Matías notó sus contracciones y metió sus dedos más profundamente, y con tanta fuerza, que casi la levantó unos milímetros del suelo y le hizo golpearse la cabeza contra la pared, generando un sonido sordo.
Por suerte las señoras acababan de salir por la puerta.
En el momento en el que cruzaron el quicio estaban alabando el delicioso
prosecco
con el que habían maridado el primer plato, lo que hizo pensar por un momento a Nora en la cara que pondrían los camareros cuando les llevaran los platos a la mesa y se dieran cuenta de que ellos habían desaparecido.
Pero, por supuesto, le dio igual.
Se dio la vuelta y abrazó a Matías, con su cabeza a la altura de su hombro, oliendo el aroma particular de esa zona tan íntima que se sitúa justo entre el cuello y el hombro, al lado de la clavícula.
Todavía llevaba el pecho fuera del vestido, y Matías lo cogió al momento, como sopesándolo con las dos manos, y emitió un sonido que era prácticamente una secuencia sorda de emes, una detrás de la otra.
—Mmmmmrnmmm… Chúpamela, pelirroja, todavía me acuerdo de la última vez que estaba en tu boca…
«Este tío es una caja de sorpresas», se dijo Nora, mientras se sentaba en el lavabo y le desabrochaba la cremallera, dispuesta a cumplir con su petición. «Lleva más de un año y medio haciéndose el modosito y de repente hoy me sale con estas. O se ha dado un golpe en la cabeza, o el alcohol le está afectando, o me ha tenido engañada todo este tiempo».
Cuando vio su polla a pocos centímetros, dejó de pensar automáticamente en cualquier otra cosa. Cuando pensaba en él no recordaba necesariamente esa parte de su anatomía, pero la verdad es que era preciosa, imponente, impresionante. Como una especie de tótem indio, algo casi mágico que daban ganas de venerar.
Y así lo hizo Nora.
Acarició el tronco, suavemente primero y con más fuerza después. Lo lamió. Lo mordisqueó. Su intención era esperar un poco, hacer que Matías lo deseara todavía más y entonces metérsela en la boca hasta el fondo y mantenerla allí unos segundos, algo que la experiencia le había enseñado que podía volver loco a cualquier hombre.

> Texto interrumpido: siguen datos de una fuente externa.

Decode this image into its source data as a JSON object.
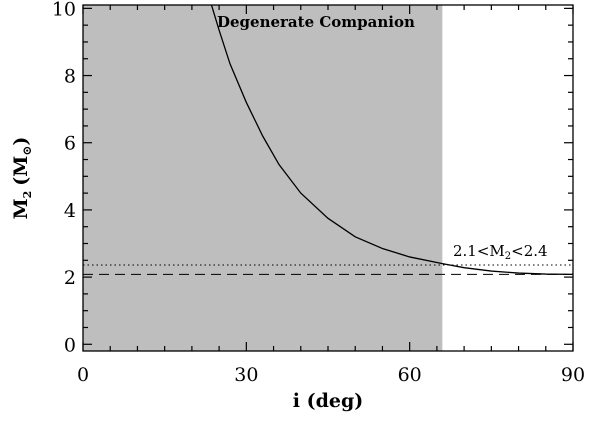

Pero ese día Matías no estaba para sutilezas, y le cogió la cabeza, empujándola e indicándole exactamente lo que quería que hiciera, otro detalle que incomodó un poco a Nora. Pero no era momento de indignarse, que estaban a lo que estaban y en cualquier instante podía volver a entrar alguien y fastidiarles el plan.
Nora se dedicó a fondo a la polla de Matías, haciendo todo lo que se suponía que debía hacer. Cambios de ritmo, cambios en la presión que ejercía con la lengua, algún que otro mordisco que hacía que él se estremeciera notablemente. En un momento dado le cogió una nalga —duras y musculosas, como ya descubrió aquella vez, hacía ya tanto tiempo…— con cada mano.
Tuvo la imperiosa necesidad de apretarlas fuerte, hasta que notó que le clavaba las uñas tal vez un poco demasiado.
«Para que te des cuenta de cómo me estoy sintiendo, so bruto», pensó Nora.
Pero la verdad es que se lo estaba pasando pipa. Se sentía salvaje, clandestina y transgresora, ligeramente achispada, sin bragas, en el lavabo de un restaurante de lujo y por fin teniendo sexo con uno de los hombres que más le habían gustado en la vida, ¿cómo no iba a pasárselo bien?